Ritornando al suo Siena, la rosa ha elementi importanti e di categoria superiore come i vari Bonazzoli e Portanova. C’è chi vi vede in lotta per i playoff in un campionato equilibrato con poche squadre attrezzate.
“Ah tu sei riuscito a vederlo tutto? (chiede ironico, ndr). Io non ci sono riuscito. Ho visto solo le prime sei giornate quindi avrai sicuramente più esperienza di me. Mantengo ancora i piedi per terra e quando mi accorgerò del valore di tutte le squadre potrò sbilanciarmi. Non ci riesco prima. Il campionato di Lega Pro fortunatamente per me non l’ho mai fatto (a Ravenna era nella vecchia serie C, ndr) e quindi non conosco il valore delle altre squadre, ma solo quelli della mia. Le società che hanno speso di più sono Pisa e SPAL. C’è la possibilità di inserirsi in zona playoff per tante, ad esempio la Pistoiese. Però prima di esprimermi ho bisogno di vedere il livello che c’è. Qualcuno vorrebbe parlare prima senza conoscere la categoria: è troppo facile. Potrebbe dire delle stupidaggini. Non faccio lo stesso errore e mi esprimerò dopo aver visto le diciassette squadre. L’obiettivo del Siena è quello di far un buon campionato, cercare di arrivare tra le prime sette-otto squadre. Quando si parla di assestamento mi riferisco a questo tipo di classifica. Poi è normale che l’appetito vien mangiando. Se riuscissimo a fare il miracolo di centrare i playoff sarebbe un sogno e non ci tireremo indietro”.

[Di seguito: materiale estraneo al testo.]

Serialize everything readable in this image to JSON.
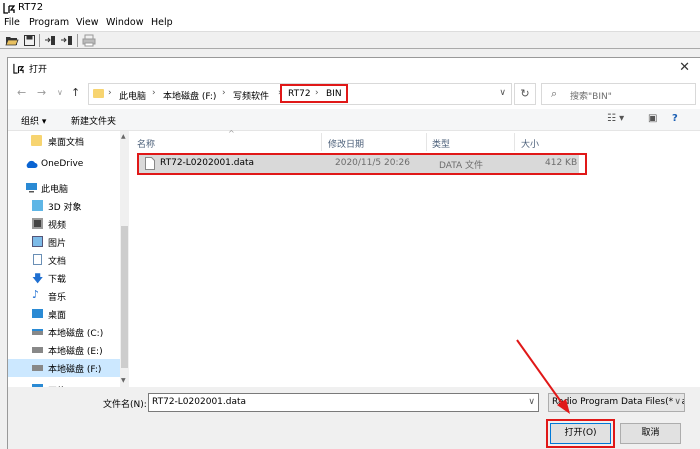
{
  "app": {
    "title": "RT72",
    "menu": [
      "File",
      "Program",
      "View",
      "Window",
      "Help"
    ]
  },
  "dialog": {
    "title": "打开",
    "breadcrumb": [
      "此电脑",
      "本地磁盘 (F:)",
      "写频软件",
      "RT72",
      "BIN"
    ],
    "search_placeholder": "搜索\"BIN\"",
    "organize": "组织 ▾",
    "new_folder": "新建文件夹",
    "nav": [
      {
        "label": "桌面文档",
        "icon": "folder-icon"
      },
      {
        "label": "OneDrive",
        "icon": "cloud-icon"
      },
      {
        "label": "此电脑",
        "icon": "computer-icon"
      },
      {
        "label": "3D 对象",
        "icon": "cube-icon"
      },
      {
        "label": "视频",
        "icon": "video-icon"
      },
      {
        "label": "图片",
        "icon": "picture-icon"
      },
      {
        "label": "文档",
        "icon": "document-icon"
      },
      {
        "label": "下载",
        "icon": "download-icon"
      },
      {
        "label": "音乐",
        "icon": "music-icon"
      },
      {
        "label": "桌面",
        "icon": "desktop-icon"
      },
      {
        "label": "本地磁盘 (C:)",
        "icon": "drive-icon"
      },
      {
        "label": "本地磁盘 (E:)",
        "icon": "drive-icon"
      },
      {
        "label": "本地磁盘 (F:)",
        "icon": "drive-icon"
      },
      {
        "label": "网络",
        "icon": "network-icon"
      }
    ],
    "columns": [
      "名称",
      "修改日期",
      "类型",
      "大小"
    ],
    "files": [
      {
        "name": "RT72-L0202001.data",
        "modified": "2020/11/5 20:26",
        "type": "DATA 文件",
        "size": "412 KB"
      }
    ],
    "filename_label": "文件名(N):",
    "filename_value": "RT72-L0202001.data",
    "filter_value": "Radio Program Data Files(*.data)",
    "open_button": "打开(O)",
    "cancel_button": "取消"
  },
  "colors": {
    "highlight": "#e01818",
    "selection": "#cce8ff",
    "accent": "#0078d7"
  }
}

Il Siena unisce gioventù ed esperienza e per il momento in fase difensiva sta dando ottimi segnali. Siete imbattuti, ma nonostante i vari Bonazzoli e Mendicino avete difficoltà in attacco, pur provando moduli diversi. Accetterebbe qualche rischio in più dietro in cambio dei gol dei suoi attaccanti?
“Moduli diversi? Pensa che il modulo è dall’inizio il 352. Portanova e Bonazzoli, tornando al discorso di prima, non sono in una categoria che sta loro ‘stretta’. Forse quattro-cinque anni fa. L’età avanza, hanno la passione. Parola bellissima. La voglia di stare in campo, di giocare a calcio. Che sia Lega Pro, serie B, serie A, loro sono contenti ed entusiasti, te lo garantisco: sembrano ragazzini. Però hanno 37-38 anni e quindi so che devo gestirli durante la settimana. Questo è fuori dubbio. Poi abbiamo giovani interessanti come Montipò che ha vinto il campionato Berretti a Novara l’anno scorso e Bastoni, entrambi 1996, poi Celiento e altri. Per quel che riguarda la solidità difensiva e i pochi gol segnati, stiamo cercando di trovare un equilibrio. Guardiamo alle ultime due gare: in quella vinta per 2-0 con il Rimini abbiamo creato tante occasioni e non subito gol, mentre contro il Santarcangelo è finita 1 a 1, ma abbiamo avuto altre quattro-cinque palle gol. Non mi preoccupo: le occasioni le creiamo, adesso piano piano riusciremo anche a concretizzarle. Sarei preoccupato se non creassimo nulla. Abbiamo un parco attaccanti buono per la categoria, è questione di tempo”.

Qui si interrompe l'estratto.